14 Quite controversial and problematic, the term Beur is used in France to loosely designate French nationals whose parents, like Dino's, are originally from the Maghreb.

15 On a biographical note, Kad Merad who plays Dino is well acquainted with the social implications of having a first name associated with a particular ethnic identity. He details his personal connections with Algerian, French, and Italian first names in an interview for L’Express. “Mourad,” Dino's “real” first name, is Kad Merad's uncle's name. Merad himself was originally asked to change his first name at the start of his career in radio and has been using “Kad,” a shorter version of his first name. The actor also tells the anecdote of meeting a “Brahim” who hid under an Italian name. For this interview, see Cirodde. Elsewhere, another autobiographical element confirms the actor's first-hand understanding of the connection between a French first name, national identity, and the workplace in France. This time, it involves his father who intentionally changed his first name from Mohamed to Rémi. See Randall.

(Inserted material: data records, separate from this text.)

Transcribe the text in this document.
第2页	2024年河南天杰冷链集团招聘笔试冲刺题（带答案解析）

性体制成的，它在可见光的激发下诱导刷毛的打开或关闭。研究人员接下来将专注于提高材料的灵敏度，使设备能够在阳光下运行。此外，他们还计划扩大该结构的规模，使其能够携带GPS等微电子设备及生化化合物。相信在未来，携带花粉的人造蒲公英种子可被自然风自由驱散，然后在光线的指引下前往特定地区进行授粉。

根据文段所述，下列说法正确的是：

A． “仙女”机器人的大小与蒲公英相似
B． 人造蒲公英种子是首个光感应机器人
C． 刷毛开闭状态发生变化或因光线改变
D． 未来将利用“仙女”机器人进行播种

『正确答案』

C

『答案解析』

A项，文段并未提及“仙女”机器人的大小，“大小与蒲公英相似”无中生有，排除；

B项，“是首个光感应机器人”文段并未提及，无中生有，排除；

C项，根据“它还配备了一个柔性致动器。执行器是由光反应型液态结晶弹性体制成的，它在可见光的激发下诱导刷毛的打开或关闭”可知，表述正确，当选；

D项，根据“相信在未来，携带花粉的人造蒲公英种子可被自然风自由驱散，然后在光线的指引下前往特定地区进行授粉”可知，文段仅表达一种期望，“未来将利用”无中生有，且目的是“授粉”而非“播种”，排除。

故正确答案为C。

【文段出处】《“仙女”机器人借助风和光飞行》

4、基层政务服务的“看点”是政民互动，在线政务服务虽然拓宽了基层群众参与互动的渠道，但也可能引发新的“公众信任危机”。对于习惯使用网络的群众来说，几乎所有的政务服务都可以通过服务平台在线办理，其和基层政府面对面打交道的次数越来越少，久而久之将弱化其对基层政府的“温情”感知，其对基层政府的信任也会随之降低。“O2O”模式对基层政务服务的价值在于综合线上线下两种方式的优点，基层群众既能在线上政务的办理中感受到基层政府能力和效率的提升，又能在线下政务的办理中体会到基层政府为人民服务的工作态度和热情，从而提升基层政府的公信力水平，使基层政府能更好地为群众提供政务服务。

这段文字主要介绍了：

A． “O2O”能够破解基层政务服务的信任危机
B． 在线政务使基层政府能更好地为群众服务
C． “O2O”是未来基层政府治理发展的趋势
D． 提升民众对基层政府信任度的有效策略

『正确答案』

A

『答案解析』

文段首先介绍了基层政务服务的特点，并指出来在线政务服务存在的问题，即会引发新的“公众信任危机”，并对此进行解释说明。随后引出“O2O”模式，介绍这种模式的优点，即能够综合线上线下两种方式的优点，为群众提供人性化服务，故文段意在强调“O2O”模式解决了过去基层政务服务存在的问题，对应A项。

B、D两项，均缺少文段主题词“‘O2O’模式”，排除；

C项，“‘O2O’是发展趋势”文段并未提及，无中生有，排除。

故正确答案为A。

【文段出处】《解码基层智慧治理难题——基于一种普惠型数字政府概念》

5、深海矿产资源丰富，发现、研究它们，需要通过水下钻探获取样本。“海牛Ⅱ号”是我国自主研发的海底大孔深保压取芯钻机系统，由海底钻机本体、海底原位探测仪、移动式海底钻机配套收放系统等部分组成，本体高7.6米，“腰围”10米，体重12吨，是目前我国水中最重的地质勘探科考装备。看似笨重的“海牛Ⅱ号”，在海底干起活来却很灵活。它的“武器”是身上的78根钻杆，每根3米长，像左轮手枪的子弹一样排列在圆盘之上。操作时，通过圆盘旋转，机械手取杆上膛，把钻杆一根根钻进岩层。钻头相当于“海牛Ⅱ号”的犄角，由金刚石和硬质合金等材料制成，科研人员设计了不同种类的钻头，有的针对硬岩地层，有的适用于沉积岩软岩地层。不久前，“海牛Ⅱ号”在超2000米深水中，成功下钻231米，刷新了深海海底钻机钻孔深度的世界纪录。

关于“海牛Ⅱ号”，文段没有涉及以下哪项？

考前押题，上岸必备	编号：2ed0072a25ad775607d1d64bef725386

16 For more on the concept of passing and its relationship to performance, see Butler.

17 This relates to Homi Bhabha's well-known discussion of “mimicry” in a colonial context. For a discussion of stereotypes in a French context, see Rosello.

18 In debates about immigration in France, several terms have been used historically: “assimilation,” “insertion,” and “integration.” See Maghraoui's outline of the political distinctions and implications of these terms.